Jason X

Consider now “Jason X,” the long-awaited sequel to Spike Lee’s “Malcolm X,” this time biographing the militant Muslim’s even more unreasonable brother.

I am kidding, of course. No one could be more unreasonable than Malcolm X.

In truth, “Jason X” is “Friday the 13th Part 10,” the 10th installment in the unending series of slasher films regarding one Jason Voorhees and his peculiar tendencies toward murder and antisocial behavior.

Part nine, which was called “Jason Goes to Hell” with the optimistic but false subtitle “The Final Friday,” ended with Jason being dragged down to the Hades by what appeared to be Freddy Krueger. This occurred after much elaborate explanation as to why Jason had not been successfully killed before, and how it could actually, finally be accomplished. Several people went to a lot of effort to arrange the situation properly so that Jason’s death would, indeed, be the end of things.

Imagine their disappointment, then, to find that in “Jason X,” he is alive and well, none the worse for having spent some time in the realm of Lucifer. In fact, he seems positively invigorated. If I were the blood relative who killed him with a special knife in Part 9, I would be very angry to see him up and running around now.

Anyway, Part 10 skips the part where Jason comes back to life, the filmmakers apparently realizing that 1) no explanation would be plausible and 2) it doesn’t matter. It is the year 2010, approximately, and Jason is being kept alive and studied by some scientists who are understandably impressed by his regenerative powers and seeming immortality. A hot young scientist named Rowan (Lexa Doig) warns them to simply destroy Jason before he breaks free and kills them all. They ignore her warning, and Jason immediately breaks free and kills them all.
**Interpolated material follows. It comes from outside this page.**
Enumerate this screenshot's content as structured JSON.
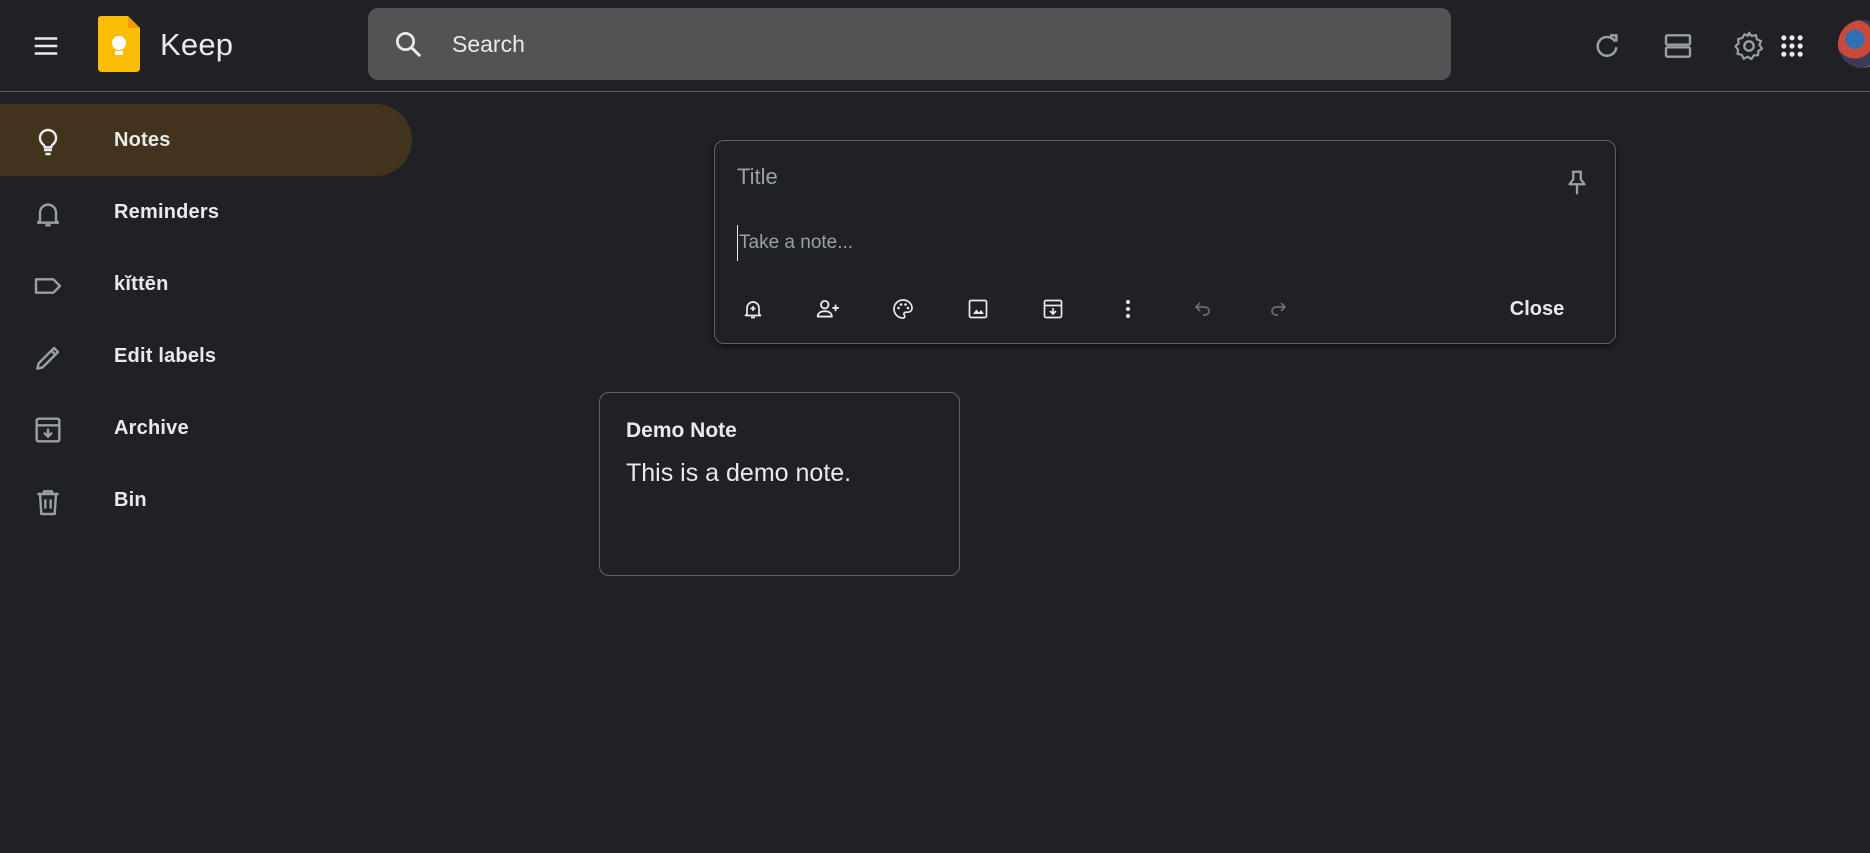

Before he can kill her, though, Rowan leads him into a cryogenics chamber, where Jason and Rowan are both frozen solid. Next thing you know, it’s 2455, and a group of science students on a field trip (I’m not kidding) stumble across the Crystal Lake Research Facility and the two Popsicles.

Let us discuss the teens of the future. Neither time nor evolution has diminished their libido nor their dim-wittedness; if anything, they are hornier and stupider. They are not camping by lakes anymore, what with Earth being uninhabitable. Instead, they are conducting research — not in white lab coats, like real scientists, but in trashy teen clothing. Essentially, all we’ve done in 400 years is move from a summer camp to a spaceship laboratory.

Also, we’ve made some pretty life-like robots, including the fetching Kay-Em 14 (Lisa Ryder), who will prove to be Jason’s most formidable opponent yet. But we are getting ahead of ourselves, because Jason and Rowan are still frozen.

Rowan gets thawed and warns everyone on the spaceship not to thaw Jason, because he will just kill them all. Her warnings go unheeded, Jason gets thawed, and he kills them all. The end.

OK, OK. The students’ teacher, Professor Lowe (Jonathan Potts), wants to revive Jason and sell him on some kind of black market where unfrozen people from centuries ago are a hot commodity. (Apparently, once you’ve been frozen a few centuries, you become community property, free to be bought and sold by anyone who happens to stumble across you. The laws of the future are vague on the matter.) Professor Lowe is an amusing character in that his dialogue is limited to famous last words. He only says things like, “I’m sure everything will be fine” and “Finally, we can relax” and “There’s no way Jason can get in here and cut off my head.”

So Jason wakes up, and the big, dumb animal’s as cranky as ever. Honestly, the guy is like Godzilla: If you’d just let him SLEEP, he WOULDN’T KILL YOU. Geez, you people!

“Jason X” continues the “Friday the 13th” tradition of introducing characters who are so loathsome we wish they would die, and then killing them. Among the characters are people with the names Crutch, Kicker, Condor, Kinsa, Dallas and Geko. You get the feeling they were just thinking of words and yelling them at people. I expected to hear, “Badger! Sofa! Get in here! Bring Stuffing and Bookend with you!”

We learn that Jason was captured and executed in 2008, after having killed “more than 200” people. Actually, in the first nine movies, which span a period of about 15 years, he kills 133 people. It’s almost another 15 years before 2008, so either he slowed down his killing quite a bit, or else the person who said “more than 200” was not giving him the full credit he deserved. The number should be closer to 300, if not higher.

This is by far the most technically proficient movie in the series. It is not as hatefully grotesque as Part 9, and the screenplay shows evidence of having undergone some rewriting (as opposed to the previous movies, where they just filmed the first draft).

Still, you have to wonder what the point is anymore. They’ve given up on being scary or suspenseful — seriously, “Jason X” doesn’t even really try. And it’s not self-referential enough to be satirical. So what is it? It’s a movie where a guy in space kills some people. It’s “Friday the 13th Part 10.” What did you expect it to be?